This is a fast and furious story about a female cyborg named Rhye killing a bunch of things. Well, not really. Really it's more about a female cyborg named Rhye who's really, really good at killing a bunch of things finding herself in a situation where she has to trust someone else, where she's confronted by the totality of her life and realizes that she's not the kill-everything-and-fuck-the-world machine she thought she was. Because her partner in crime, Rack, has gotten his head blown off. Which doesn't really kill him, as his mind is engaged in trying to deal with a particularly nasty security system, but which makes things...complicated, and makes Rhye face herself and how she feels about Rack. Kind of literally with the facing herself bit, as the security system is based off a younger version of her, one that has nothing to lose and doesn't care if she lives or dies. It's a fun story, as Rhye is a fun narrator, all action and violence and it's fun to watch the carnage. With it, though, there is also a gooey center of her growing a bit and realizing that she's growing, realizing that she doesn't want to be alone anymore. Not that she can't still kill everything. But with someone with her. It's a fun blast of a story, and makes it's longer length pass quite quickly. Indeed.

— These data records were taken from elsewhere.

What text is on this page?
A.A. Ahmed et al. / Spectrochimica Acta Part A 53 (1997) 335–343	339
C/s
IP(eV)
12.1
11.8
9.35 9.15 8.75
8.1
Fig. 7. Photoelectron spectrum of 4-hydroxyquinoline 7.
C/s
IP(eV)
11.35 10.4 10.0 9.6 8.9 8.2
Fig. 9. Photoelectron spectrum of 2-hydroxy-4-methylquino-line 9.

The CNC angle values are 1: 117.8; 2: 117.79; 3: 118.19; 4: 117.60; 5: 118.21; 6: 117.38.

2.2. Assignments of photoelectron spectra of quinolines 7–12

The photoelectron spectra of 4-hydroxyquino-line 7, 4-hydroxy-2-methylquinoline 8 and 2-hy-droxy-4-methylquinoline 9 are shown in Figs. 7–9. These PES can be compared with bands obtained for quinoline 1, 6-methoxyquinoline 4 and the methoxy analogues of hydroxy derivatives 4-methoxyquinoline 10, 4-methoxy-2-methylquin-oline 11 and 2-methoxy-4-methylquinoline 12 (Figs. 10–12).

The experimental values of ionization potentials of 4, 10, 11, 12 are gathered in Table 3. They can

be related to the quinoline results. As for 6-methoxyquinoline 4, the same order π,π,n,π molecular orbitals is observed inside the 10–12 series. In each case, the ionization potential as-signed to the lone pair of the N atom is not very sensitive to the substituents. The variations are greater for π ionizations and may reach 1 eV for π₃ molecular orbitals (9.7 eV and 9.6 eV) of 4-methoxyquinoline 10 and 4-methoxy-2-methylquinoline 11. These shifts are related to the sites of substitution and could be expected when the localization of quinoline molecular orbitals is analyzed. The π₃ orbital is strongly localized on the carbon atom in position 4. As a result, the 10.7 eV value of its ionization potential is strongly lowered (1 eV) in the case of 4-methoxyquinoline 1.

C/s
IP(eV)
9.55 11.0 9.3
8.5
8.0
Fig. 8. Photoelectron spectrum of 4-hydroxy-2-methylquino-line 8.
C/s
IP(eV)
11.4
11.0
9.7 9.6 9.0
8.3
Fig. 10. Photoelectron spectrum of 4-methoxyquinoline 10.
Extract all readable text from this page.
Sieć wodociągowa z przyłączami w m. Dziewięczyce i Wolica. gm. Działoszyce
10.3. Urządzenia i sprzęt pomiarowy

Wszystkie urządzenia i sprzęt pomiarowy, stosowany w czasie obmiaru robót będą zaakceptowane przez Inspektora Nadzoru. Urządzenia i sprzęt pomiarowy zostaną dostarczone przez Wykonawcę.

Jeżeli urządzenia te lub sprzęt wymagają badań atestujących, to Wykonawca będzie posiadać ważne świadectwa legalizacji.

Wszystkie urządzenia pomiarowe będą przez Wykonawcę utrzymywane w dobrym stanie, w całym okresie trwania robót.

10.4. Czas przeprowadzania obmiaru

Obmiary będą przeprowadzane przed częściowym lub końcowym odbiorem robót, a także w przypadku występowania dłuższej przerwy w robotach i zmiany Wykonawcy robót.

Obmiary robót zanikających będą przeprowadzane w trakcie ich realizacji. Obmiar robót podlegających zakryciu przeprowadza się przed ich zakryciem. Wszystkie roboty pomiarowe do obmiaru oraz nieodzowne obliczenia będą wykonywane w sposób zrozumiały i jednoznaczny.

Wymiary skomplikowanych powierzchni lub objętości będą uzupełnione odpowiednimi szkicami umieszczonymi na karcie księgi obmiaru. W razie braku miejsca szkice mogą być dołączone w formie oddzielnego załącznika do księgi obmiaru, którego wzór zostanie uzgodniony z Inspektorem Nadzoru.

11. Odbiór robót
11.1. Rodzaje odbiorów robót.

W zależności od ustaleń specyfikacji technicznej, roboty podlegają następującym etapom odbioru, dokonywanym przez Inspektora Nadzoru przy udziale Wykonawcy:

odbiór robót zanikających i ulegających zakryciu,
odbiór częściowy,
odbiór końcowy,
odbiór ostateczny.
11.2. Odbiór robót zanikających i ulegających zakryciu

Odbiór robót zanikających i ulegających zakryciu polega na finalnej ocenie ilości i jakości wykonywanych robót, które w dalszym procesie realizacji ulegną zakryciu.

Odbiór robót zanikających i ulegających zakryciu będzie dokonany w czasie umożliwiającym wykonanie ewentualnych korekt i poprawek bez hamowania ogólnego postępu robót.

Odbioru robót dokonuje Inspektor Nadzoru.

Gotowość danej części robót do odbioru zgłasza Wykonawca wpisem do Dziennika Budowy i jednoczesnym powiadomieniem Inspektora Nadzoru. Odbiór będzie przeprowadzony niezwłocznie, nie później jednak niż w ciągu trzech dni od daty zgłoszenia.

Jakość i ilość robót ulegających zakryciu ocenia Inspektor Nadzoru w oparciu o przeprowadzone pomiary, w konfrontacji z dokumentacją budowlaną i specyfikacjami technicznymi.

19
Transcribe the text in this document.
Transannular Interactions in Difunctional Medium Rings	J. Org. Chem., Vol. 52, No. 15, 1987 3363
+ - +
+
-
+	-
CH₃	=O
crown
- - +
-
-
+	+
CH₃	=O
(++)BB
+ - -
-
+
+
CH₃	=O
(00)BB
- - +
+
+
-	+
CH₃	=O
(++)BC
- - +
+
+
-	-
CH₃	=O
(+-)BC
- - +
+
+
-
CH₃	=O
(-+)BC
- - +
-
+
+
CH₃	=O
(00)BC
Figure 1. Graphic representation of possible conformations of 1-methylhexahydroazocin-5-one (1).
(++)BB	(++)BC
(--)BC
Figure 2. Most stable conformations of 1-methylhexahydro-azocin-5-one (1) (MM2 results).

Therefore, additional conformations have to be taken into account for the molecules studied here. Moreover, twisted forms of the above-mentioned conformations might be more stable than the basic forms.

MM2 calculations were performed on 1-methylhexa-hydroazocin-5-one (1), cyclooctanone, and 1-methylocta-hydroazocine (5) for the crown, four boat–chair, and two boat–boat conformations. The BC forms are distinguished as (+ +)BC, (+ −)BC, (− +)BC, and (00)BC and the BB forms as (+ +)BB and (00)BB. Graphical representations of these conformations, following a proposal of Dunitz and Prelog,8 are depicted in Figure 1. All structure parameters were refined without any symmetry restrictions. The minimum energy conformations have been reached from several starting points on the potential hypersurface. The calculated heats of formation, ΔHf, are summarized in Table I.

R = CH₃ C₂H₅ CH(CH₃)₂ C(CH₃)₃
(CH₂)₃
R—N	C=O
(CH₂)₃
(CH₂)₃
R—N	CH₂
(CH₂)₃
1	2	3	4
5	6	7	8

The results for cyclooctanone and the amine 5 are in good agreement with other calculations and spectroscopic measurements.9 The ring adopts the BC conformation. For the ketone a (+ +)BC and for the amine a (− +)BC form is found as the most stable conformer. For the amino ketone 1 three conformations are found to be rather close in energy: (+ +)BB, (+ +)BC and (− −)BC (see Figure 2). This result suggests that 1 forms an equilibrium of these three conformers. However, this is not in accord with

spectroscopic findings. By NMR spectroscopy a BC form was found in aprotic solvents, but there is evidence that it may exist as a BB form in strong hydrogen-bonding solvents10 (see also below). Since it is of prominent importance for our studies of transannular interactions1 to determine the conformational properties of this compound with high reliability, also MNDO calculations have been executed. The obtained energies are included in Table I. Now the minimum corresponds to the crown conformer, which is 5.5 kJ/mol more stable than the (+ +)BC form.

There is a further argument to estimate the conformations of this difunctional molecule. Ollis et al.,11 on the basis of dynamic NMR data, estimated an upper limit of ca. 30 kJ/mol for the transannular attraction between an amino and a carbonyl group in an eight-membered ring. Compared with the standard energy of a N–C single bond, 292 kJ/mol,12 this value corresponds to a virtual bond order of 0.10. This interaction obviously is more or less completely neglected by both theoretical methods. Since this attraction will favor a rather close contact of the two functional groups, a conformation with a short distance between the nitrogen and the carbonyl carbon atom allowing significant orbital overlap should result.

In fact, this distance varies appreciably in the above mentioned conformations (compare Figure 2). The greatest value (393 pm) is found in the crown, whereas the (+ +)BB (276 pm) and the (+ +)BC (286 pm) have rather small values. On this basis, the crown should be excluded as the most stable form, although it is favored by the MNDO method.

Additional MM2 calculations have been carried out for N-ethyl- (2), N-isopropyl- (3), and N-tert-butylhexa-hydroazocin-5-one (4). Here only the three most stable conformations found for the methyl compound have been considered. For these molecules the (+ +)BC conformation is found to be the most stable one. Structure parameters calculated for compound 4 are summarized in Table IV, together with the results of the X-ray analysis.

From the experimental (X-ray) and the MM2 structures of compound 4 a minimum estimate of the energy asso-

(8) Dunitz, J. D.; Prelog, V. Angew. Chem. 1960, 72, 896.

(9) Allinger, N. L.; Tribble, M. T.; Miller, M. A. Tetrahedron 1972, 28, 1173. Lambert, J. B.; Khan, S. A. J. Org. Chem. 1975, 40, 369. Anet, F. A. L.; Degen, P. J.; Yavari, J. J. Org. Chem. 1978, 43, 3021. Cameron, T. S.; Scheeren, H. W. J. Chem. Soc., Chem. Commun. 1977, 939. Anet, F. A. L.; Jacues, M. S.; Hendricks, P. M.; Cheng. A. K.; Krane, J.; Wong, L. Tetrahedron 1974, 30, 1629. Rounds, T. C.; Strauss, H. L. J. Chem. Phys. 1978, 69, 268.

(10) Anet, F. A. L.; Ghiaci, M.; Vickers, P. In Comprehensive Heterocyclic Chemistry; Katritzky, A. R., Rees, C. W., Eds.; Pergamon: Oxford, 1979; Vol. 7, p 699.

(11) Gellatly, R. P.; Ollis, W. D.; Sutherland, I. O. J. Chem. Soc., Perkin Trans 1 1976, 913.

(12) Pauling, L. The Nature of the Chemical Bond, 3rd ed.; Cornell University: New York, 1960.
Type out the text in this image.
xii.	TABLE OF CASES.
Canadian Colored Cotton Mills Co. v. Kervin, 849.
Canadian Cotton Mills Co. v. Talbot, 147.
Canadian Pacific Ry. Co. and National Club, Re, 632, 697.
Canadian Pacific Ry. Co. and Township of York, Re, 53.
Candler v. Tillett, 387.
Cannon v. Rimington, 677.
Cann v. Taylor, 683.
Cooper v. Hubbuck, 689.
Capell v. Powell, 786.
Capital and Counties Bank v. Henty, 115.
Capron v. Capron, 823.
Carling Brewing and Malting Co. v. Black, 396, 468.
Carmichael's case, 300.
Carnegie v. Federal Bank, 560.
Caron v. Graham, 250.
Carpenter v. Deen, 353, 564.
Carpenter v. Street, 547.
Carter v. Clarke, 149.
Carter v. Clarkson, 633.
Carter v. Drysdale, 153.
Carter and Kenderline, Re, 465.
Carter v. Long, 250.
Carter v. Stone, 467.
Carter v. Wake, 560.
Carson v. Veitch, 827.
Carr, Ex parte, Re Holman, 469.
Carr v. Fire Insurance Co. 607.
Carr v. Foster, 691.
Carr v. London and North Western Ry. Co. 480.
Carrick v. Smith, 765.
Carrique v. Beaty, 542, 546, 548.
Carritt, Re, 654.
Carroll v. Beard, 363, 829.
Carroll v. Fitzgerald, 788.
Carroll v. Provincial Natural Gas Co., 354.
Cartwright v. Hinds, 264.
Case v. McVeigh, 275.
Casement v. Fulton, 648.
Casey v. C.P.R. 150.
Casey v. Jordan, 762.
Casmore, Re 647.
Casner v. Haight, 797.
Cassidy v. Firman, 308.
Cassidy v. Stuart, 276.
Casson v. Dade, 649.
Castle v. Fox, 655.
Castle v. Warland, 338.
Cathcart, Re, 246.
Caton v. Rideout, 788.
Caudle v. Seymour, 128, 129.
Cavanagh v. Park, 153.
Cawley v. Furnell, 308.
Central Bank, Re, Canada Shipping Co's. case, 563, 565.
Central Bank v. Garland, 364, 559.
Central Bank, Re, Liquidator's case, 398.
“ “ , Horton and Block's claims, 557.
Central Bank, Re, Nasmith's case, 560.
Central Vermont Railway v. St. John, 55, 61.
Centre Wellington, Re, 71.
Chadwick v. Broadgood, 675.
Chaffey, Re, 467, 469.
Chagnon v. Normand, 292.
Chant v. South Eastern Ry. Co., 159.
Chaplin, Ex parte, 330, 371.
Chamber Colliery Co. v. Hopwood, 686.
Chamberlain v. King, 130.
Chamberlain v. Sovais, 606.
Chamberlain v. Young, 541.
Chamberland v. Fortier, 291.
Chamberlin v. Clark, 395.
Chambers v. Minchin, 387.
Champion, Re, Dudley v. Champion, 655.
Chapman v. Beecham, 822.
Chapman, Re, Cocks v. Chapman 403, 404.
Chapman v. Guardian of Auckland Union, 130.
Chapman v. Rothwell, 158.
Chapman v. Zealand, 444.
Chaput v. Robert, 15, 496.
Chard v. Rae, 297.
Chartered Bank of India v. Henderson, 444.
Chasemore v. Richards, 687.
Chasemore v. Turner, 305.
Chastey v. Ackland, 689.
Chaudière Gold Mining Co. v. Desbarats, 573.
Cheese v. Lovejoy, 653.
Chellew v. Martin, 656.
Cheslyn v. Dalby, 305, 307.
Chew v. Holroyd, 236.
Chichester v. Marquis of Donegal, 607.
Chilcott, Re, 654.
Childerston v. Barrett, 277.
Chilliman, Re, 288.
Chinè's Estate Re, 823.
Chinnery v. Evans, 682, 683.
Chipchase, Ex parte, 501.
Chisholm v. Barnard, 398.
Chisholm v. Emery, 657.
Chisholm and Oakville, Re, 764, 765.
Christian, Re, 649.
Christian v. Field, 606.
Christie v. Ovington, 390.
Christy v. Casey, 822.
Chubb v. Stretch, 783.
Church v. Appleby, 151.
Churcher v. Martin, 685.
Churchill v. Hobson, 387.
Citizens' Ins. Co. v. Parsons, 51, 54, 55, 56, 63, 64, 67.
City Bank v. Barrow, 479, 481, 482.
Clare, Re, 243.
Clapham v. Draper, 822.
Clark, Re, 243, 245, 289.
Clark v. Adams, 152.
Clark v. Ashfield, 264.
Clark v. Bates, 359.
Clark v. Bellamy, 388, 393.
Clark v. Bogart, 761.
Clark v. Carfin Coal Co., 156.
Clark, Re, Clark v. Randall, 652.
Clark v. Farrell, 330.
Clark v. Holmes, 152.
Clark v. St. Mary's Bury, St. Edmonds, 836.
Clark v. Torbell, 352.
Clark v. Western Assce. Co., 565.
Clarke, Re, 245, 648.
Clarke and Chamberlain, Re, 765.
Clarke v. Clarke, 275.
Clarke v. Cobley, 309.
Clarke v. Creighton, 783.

"And the Winners Will Be Swept Out to Sea" by Maria Dahvana Headley (5718 words)

Stories like this normally make me wonder if I'm missing some reference. Probably it doesn't matter, but I do wonder if there is some particular story behind the monsters here or if the rituals and the characteristics are all original. Whatever the case, this is a story about a water creature who falls in love with a man and then loses him. Only she doesn't really lose him in the ways she thinks, and they rediscover each other in a different form and decide to try again, to keep going. The story is melancholy, told to the man that she has lost. It's a strange, poetic style, and not one that I would have looked for at Lightspeed. But here it is, and it works fairly well, diving through the depths of loss and grief and time. There is a weariness that is conveyed quite strongly, with the water creature not wanting to keep going. She is old and doesn't know if living is worth it anymore, but she manages to keep going. Parts of this are a little hard to figure out, or were for me, but overall it's a lovely, lonely story that I enjoyed.

"Things You Can Buy for a Penny" by Will Kaufman (4198 words)

This story is more a series of stories, of people visiting the wet gentlemen at a magic well and making wishes in hopes that their lives will improve. And for most of them, it does. Not all, but th wet gentleman is certainly more considerate than a monkey's paw. The wishes he grants are perhaps edged but they are honest, at least in my mind. And the stories go deeper, echoing Tim's journey to the well, sinking down layer by layer. The voice and the imagery all is well done, evoking an older time without really setting a time or place. There is just a sense that this is an old story, that it goes back and back, a cycle. Which is why it's a little difficult to see too much horror in the story. It reads mostly like a horror but being the wet gentleman doesn't seem like a terrible thing. Once freed, he doesn't seem evil. And there's the sense that Tim will escape the same way, so to me it's more just a fairy tale-esque fantasy, one with some grim elements but ultimately one that just shows that some things never change, that people always seek creatures granting wishes.